Dann setze die Landflucht ein, vorrangig die Deutschen verließen Auschwitz. Die Chance für den polnischen König Kasuimierz IV.. Der kaufte das Gebiet, schloss es an Krakau an. Der Anteil der Juden in der Bevölkerung stieg ab da an. Trotzdem hatte Auschwitz Ende des 18. Jahrhunderts seine einstige Bedeutung verloren. Durch die verschiedenen kriegerischen Auseinandersetzungen in Europa gehörte man nach dem Wiener Kongress zur Monarchie Österreichs.

Der Zweite Weltkrieg. Das grausame Schicksal Auschwitz ist damit verknüpft. Jeder kennt die Geschichte vom Konzentrations- und Vernichtungslager,von der Vergasung der Juden, vom Massenmord an der Menschheit.

Die ehemaligen Buna-Werke aus damaligen Zeiten, die für den Kriegsprozess der Nazis von großer Bedeutung waren, Gummiprodukte wie Reifen für die Motorisierung im kriegerischen Wahnsinn, ist heute der größten Arbeitgeber der Stadt. Ein Chemiekonzern, zur Lanxess AG gehörend, der vorrangig Kautschukgummi herstellt. Dichtungen, Schläuche, Kabelummantelungen oder Reifen stehen nun im Sortiment der Produktpalette. Sonst ist der Dienstleistungssektor in jeglichen Branchen der Wirtschaftszweig zum Wohle der Menschen vorherrschend. Er schafft das Groß der Arbeitsplätze.

Jüdische Bevölkerung ist heute nur noch wenig vorhanden. Eine kleine Minderheit lebt nur noch in der Stadt. Dennoch gibt es ein jüdisches Zentrum. Nur ein bis zwei jüdische Gebetshäuser haben jene grausamen Jahre des Krieges überlebt. Diejenigen wurden danach noch als Teppichlager genutzt. Irgendwie auch nicht respektvoll. 2000 wurde zumindest eine nach einer Restauration wiedereröffnet. In diesem Zuge entstand ein verhältnismäßig winziges Museum. Wenigstens eine Erinnerung an jüdisches Leben in Auschwitz.

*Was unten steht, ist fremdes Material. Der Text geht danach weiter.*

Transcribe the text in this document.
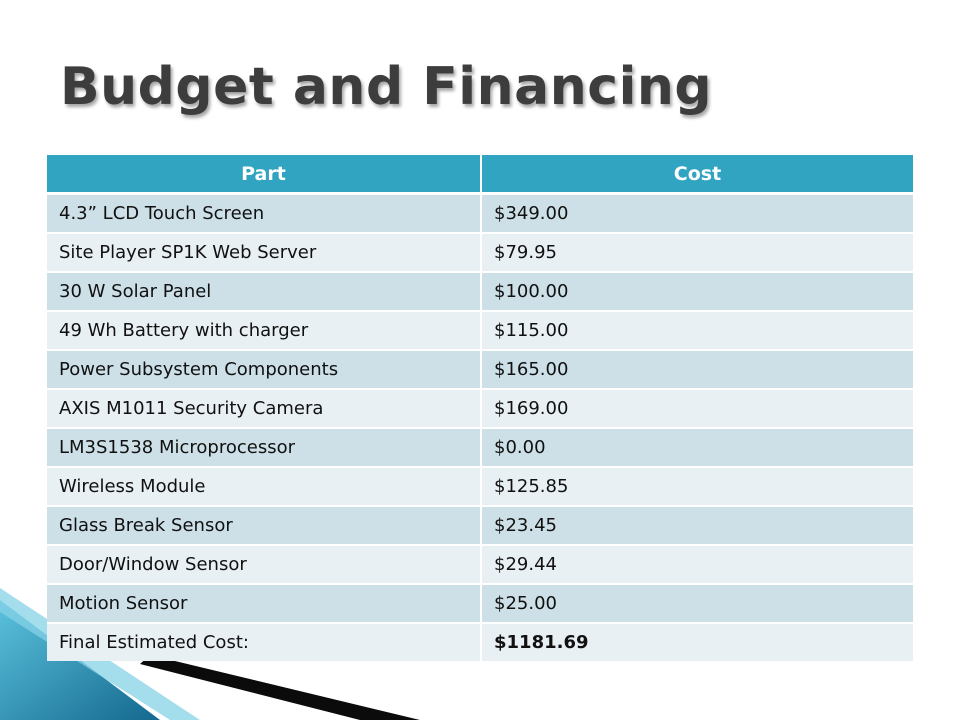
Budget and Financing
Part	Cost
4.3” LCD Touch Screen	$349.00
Site Player SP1K Web Server	$79.95
30 W Solar Panel	$100.00
49 Wh Battery with charger	$115.00
Power Subsystem Components	$165.00
AXIS M1011 Security Camera	$169.00
LM3S1538 Microprocessor	$0.00
Wireless Module	$125.85
Glass Break Sensor	$23.45
Door/Window Sensor	$29.44
Motion Sensor	$25.00
Final Estimated Cost:	$1181.69
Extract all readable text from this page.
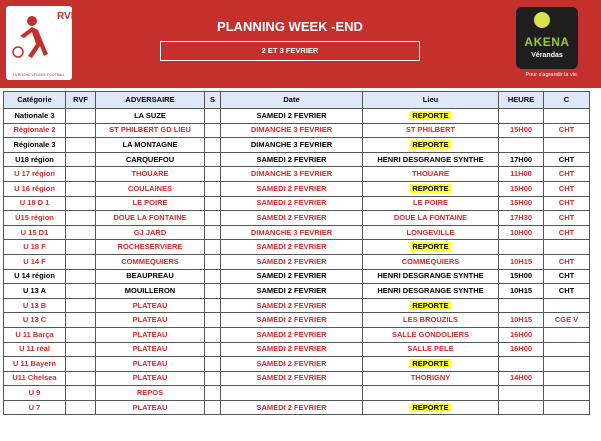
RVF
LA ROCHE VENDEE FOOTBALL
PLANNING WEEK -END
2 ET 3 FEVRIER
AKENA
Vérandas
Pour s'agrandir la vie.
Catégorie	RVF	ADVERSAIRE	S	Date	Lieu	HEURE	C
Nationale 3		LA SUZE		SAMEDI 2 FEVRIER	REPORTE		
Régionale 2		ST PHILBERT GD LIEU		DIMANCHE 3 FEVRIER	ST PHILBERT	15H00	CHT
Régionale 3		LA MONTAGNE		DIMANCHE 3 FEVRIER	REPORTE		
U18 région		CARQUEFOU		SAMEDI 2 FEVRIER	HENRI DESGRANGE SYNTHE	17H00	CHT
U 17 région		THOUARE		DIMANCHE 3 FEVRIER	THOUARE	11H00	CHT
U 16 région		COULAINES		SAMEDI 2 FEVRIER	REPORTE	15H00	CHT
U 18 D 1		LE POIRE		SAMEDI 2 FEVRIER	LE POIRE	15H00	CHT
U15 région		DOUE LA FONTAINE		SAMEDI 2 FEVRIER	DOUE LA FONTAINE	17H30	CHT
U 15 D1		GJ JARD		DIMANCHE 3 FEVRIER	LONGEVILLE	10H00	CHT
U 18 F		ROCHESERVIERE		SAMEDI 2 FEVRIER	REPORTE		
U 14 F		COMMEQUIERS		SAMEDI 2 FEVRIER	COMMEQUIERS	10H15	CHT
U 14 région		BEAUPREAU		SAMEDI 2 FEVRIER	HENRI DESGRANGE SYNTHE	15H00	CHT
U 13 A		MOUILLERON		SAMEDI 2 FEVRIER	HENRI DESGRANGE SYNTHE	10H15	CHT
U 13 B		PLATEAU		SAMEDI 2 FEVRIER	REPORTE		
U 13 C		PLATEAU		SAMEDI 2 FEVRIER	LES BROUZILS	10H15	CGE V
U 11 Barça		PLATEAU		SAMEDI 2 FEVRIER	SALLE GONDOLIERS	16H00	
U 11 réal		PLATEAU		SAMEDI 2 FEVRIER	SALLE PELE	16H00	
U 11 Bayern		PLATEAU		SAMEDI 2 FEVRIER	REPORTE		
U11 Chelsea		PLATEAU		SAMEDI 2 FEVRIER	THORIGNY	14H00	
U 9		REPOS					
U 7		PLATEAU		SAMEDI 2 FEVRIER	REPORTE		
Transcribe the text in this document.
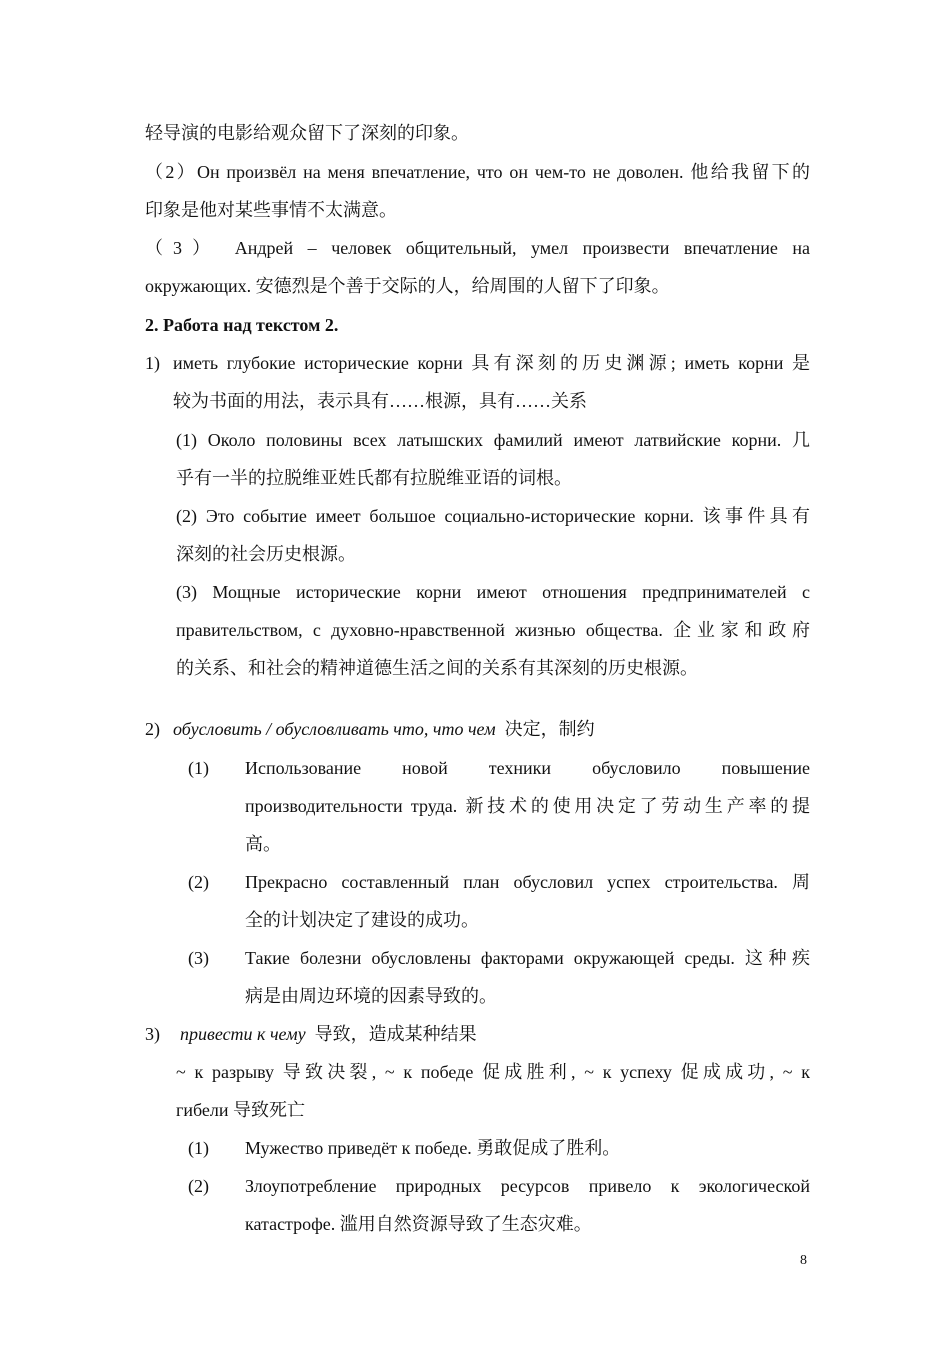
轻导演的电影给观众留下了深刻的印象。
（2）Он произвёл на меня впечатление, что он чем-то не доволен. 他给我留下的
印象是他对某些事情不太满意。
（3） Андрей – человек общительный, умел произвести впечатление на
окружающих. 安德烈是个善于交际的人，给周围的人留下了印象。
2. Работа над текстом 2.
1) иметь глубокие исторические корни 具有深刻的历史渊源; иметь корни 是
较为书面的用法，表示具有……根源，具有……关系
(1) Около половины всех латышских фамилий имеют латвийские корни. 几
乎有一半的拉脱维亚姓氏都有拉脱维亚语的词根。
(2) Это событие имеет большое социально-исторические корни. 该事件具有
深刻的社会历史根源。
(3) Мощные исторические корни имеют отношения предпринимателей с
правительством, с духовно-нравственной жизнью общества. 企业家和政府
的关系、和社会的精神道德生活之间的关系有其深刻的历史根源。
2) обусловить / обусловливать что, что чем 决定，制约
(1) Использование новой техники обусловило повышение
производительности труда. 新技术的使用决定了劳动生产率的提
高。
(2) Прекрасно составленный план обусловил успех строительства. 周
全的计划决定了建设的成功。
(3) Такие болезни обусловлены факторами окружающей среды. 这种疾
病是由周边环境的因素导致的。
3) привести к чему 导致，造成某种结果
~ к разрыву 导致决裂, ~ к победе 促成胜利, ~ к успеху 促成成功, ~ к
гибели 导致死亡
(1) Мужество приведёт к победе. 勇敢促成了胜利。
(2) Злоупотребление природных ресурсов привело к экологической
катастрофе. 滥用自然资源导致了生态灾难。
8
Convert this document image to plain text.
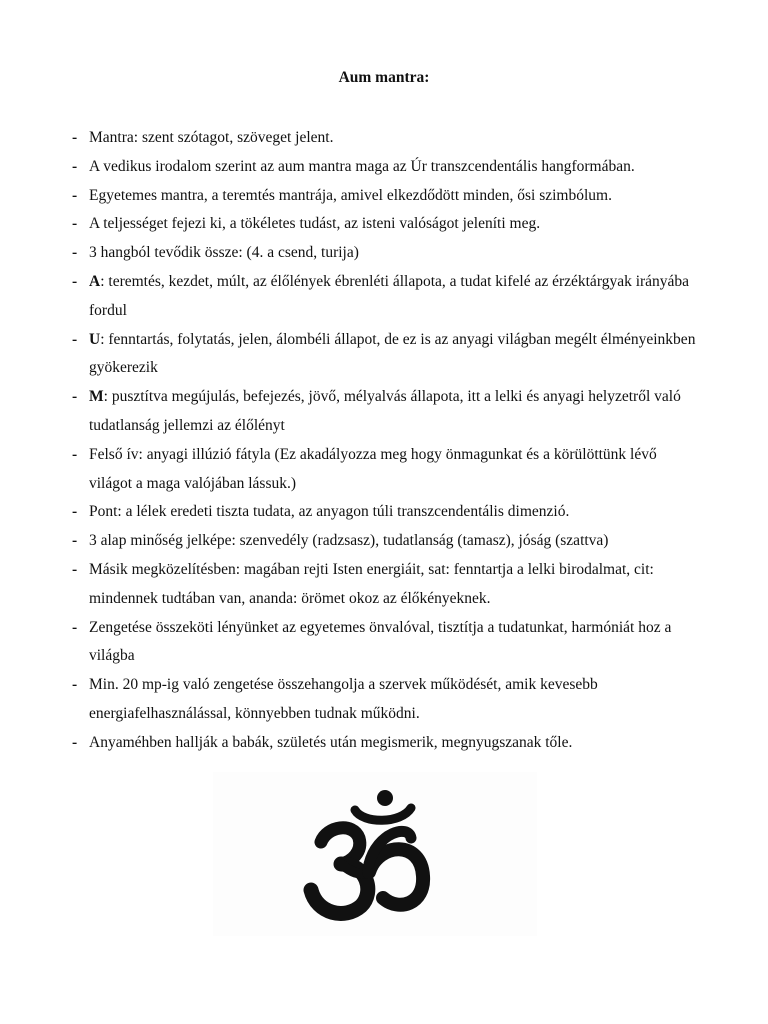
Aum mantra:
- Mantra: szent szótagot, szöveget jelent.
- A vedikus irodalom szerint az aum mantra maga az Úr transzcendentális hangformában.
- Egyetemes mantra, a teremtés mantrája, amivel elkezdődött minden, ősi szimbólum.
- A teljességet fejezi ki, a tökéletes tudást, az isteni valóságot jeleníti meg.
- 3 hangból tevődik össze: (4. a csend, turija)
- A: teremtés, kezdet, múlt, az élőlények ébrenléti állapota, a tudat kifelé az érzéktárgyak irányába fordul
- U: fenntartás, folytatás, jelen, álombéli állapot, de ez is az anyagi világban megélt élményeinkben gyökerezik
- M: pusztítva megújulás, befejezés, jövő, mélyalvás állapota, itt a lelki és anyagi helyzetről való tudatlanság jellemzi az élőlényt
- Felső ív: anyagi illúzió fátyla (Ez akadályozza meg hogy önmagunkat és a körülöttünk lévő világot a maga valójában lássuk.)
- Pont: a lélek eredeti tiszta tudata, az anyagon túli transzcendentális dimenzió.
- 3 alap minőség jelképe: szenvedély (radzsasz), tudatlanság (tamasz), jóság (szattva)
- Másik megközelítésben: magában rejti Isten energiáit, sat: fenntartja a lelki birodalmat, cit: mindennek tudtában van, ananda: örömet okoz az élőkényeknek.
- Zengetése összeköti lényünket az egyetemes önvalóval, tisztítja a tudatunkat, harmóniát hoz a világba
- Min. 20 mp-ig való zengetése összehangolja a szervek működését, amik kevesebb energiafelhasználással, könnyebben tudnak működni.
- Anyaméhben hallják a babák, születés után megismerik, megnyugszanak tőle.
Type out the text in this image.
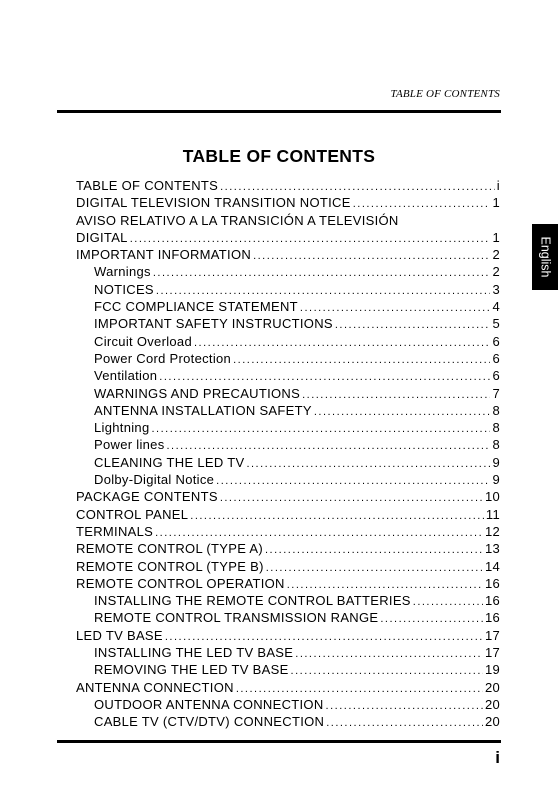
TABLE OF CONTENTS
TABLE OF CONTENTS
TABLE OF CONTENTS .....	i
DIGITAL TELEVISION TRANSITION NOTICE .....	1
AVISO RELATIVO A LA TRANSICIÓN A TELEVISIÓN
DIGITAL .....	1
IMPORTANT INFORMATION .....	2
Warnings .....	2
NOTICES .....	3
FCC COMPLIANCE STATEMENT .....	4
IMPORTANT SAFETY INSTRUCTIONS .....	5
Circuit Overload .....	6
Power Cord Protection .....	6
Ventilation .....	6
WARNINGS AND PRECAUTIONS .....	7
ANTENNA INSTALLATION SAFETY .....	8
Lightning .....	8
Power lines .....	8
CLEANING THE LED TV .....	9
Dolby-Digital Notice .....	9
PACKAGE CONTENTS .....	10
CONTROL PANEL .....	11
TERMINALS .....	12
REMOTE CONTROL (TYPE A) .....	13
REMOTE CONTROL (TYPE B) .....	14
REMOTE CONTROL OPERATION .....	16
INSTALLING THE REMOTE CONTROL BATTERIES .....	16
REMOTE CONTROL TRANSMISSION RANGE .....	16
LED TV BASE .....	17
INSTALLING THE LED TV BASE .....	17
REMOVING THE LED TV BASE .....	19
ANTENNA CONNECTION .....	20
OUTDOOR ANTENNA CONNECTION .....	20
CABLE TV (CTV/DTV) CONNECTION .....	20
English
i
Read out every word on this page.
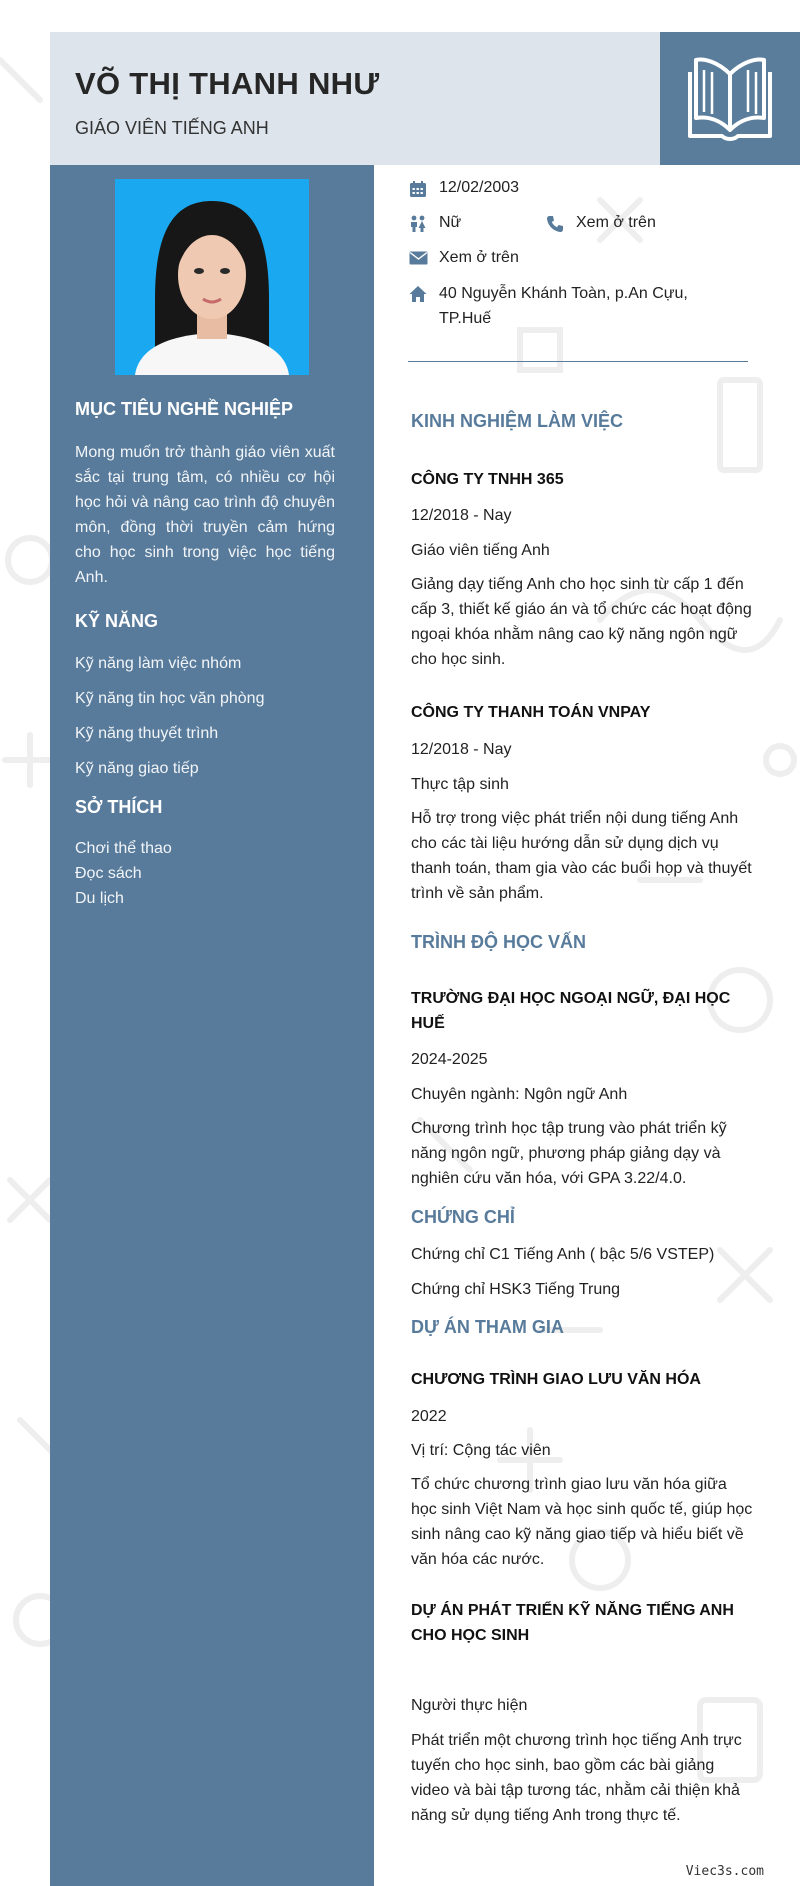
VÕ THỊ THANH NHƯ
GIÁO VIÊN TIẾNG ANH
MỤC TIÊU NGHỀ NGHIỆP
Mong muốn trở thành giáo viên xuất sắc tại trung tâm, có nhiều cơ hội học hỏi và nâng cao trình độ chuyên môn, đồng thời truyền cảm hứng cho học sinh trong việc học tiếng Anh.
KỸ NĂNG
Kỹ năng làm việc nhóm
Kỹ năng tin học văn phòng
Kỹ năng thuyết trình
Kỹ năng giao tiếp
SỞ THÍCH
Chơi thể thao
Đọc sách
Du lịch
12/02/2003
Nữ	Xem ở trên
Xem ở trên
40 Nguyễn Khánh Toàn, p.An Cựu, TP.Huế
KINH NGHIỆM LÀM VIỆC
CÔNG TY TNHH 365
12/2018 - Nay
Giáo viên tiếng Anh
Giảng dạy tiếng Anh cho học sinh từ cấp 1 đến cấp 3, thiết kế giáo án và tổ chức các hoạt động ngoại khóa nhằm nâng cao kỹ năng ngôn ngữ cho học sinh.
CÔNG TY THANH TOÁN VNPAY
12/2018 - Nay
Thực tập sinh
Hỗ trợ trong việc phát triển nội dung tiếng Anh cho các tài liệu hướng dẫn sử dụng dịch vụ thanh toán, tham gia vào các buổi họp và thuyết trình về sản phẩm.
TRÌNH ĐỘ HỌC VẤN
TRƯỜNG ĐẠI HỌC NGOẠI NGỮ, ĐẠI HỌC HUẾ
2024-2025
Chuyên ngành: Ngôn ngữ Anh
Chương trình học tập trung vào phát triển kỹ năng ngôn ngữ, phương pháp giảng dạy và nghiên cứu văn hóa, với GPA 3.22/4.0.
CHỨNG CHỈ
Chứng chỉ C1 Tiếng Anh ( bậc 5/6 VSTEP)
Chứng chỉ HSK3 Tiếng Trung
DỰ ÁN THAM GIA
CHƯƠNG TRÌNH GIAO LƯU VĂN HÓA
2022
Vị trí: Cộng tác viên
Tổ chức chương trình giao lưu văn hóa giữa học sinh Việt Nam và học sinh quốc tế, giúp học sinh nâng cao kỹ năng giao tiếp và hiểu biết về văn hóa các nước.
DỰ ÁN PHÁT TRIỂN KỸ NĂNG TIẾNG ANH CHO HỌC SINH
Người thực hiện
Phát triển một chương trình học tiếng Anh trực tuyến cho học sinh, bao gồm các bài giảng video và bài tập tương tác, nhằm cải thiện khả năng sử dụng tiếng Anh trong thực tế.
Viec3s.com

Eigentlich bleibt die Stadt Auschwitz, wenn man die Konzentrationslager außen vor lässt, eine normale, einfache Kleinstadt. Provinzielles Spießbürgertum eben. Nichts negatives. Lachendes junges Blut, in Form von Menschen, geben Auschwitz ein frisches Bild. Der Kontrast zu dem, was im Anschluss kommt. Den Staatlichen Museum von Auschwitz-Birkensau. Den Konzentrations- und Vernichtungslagern.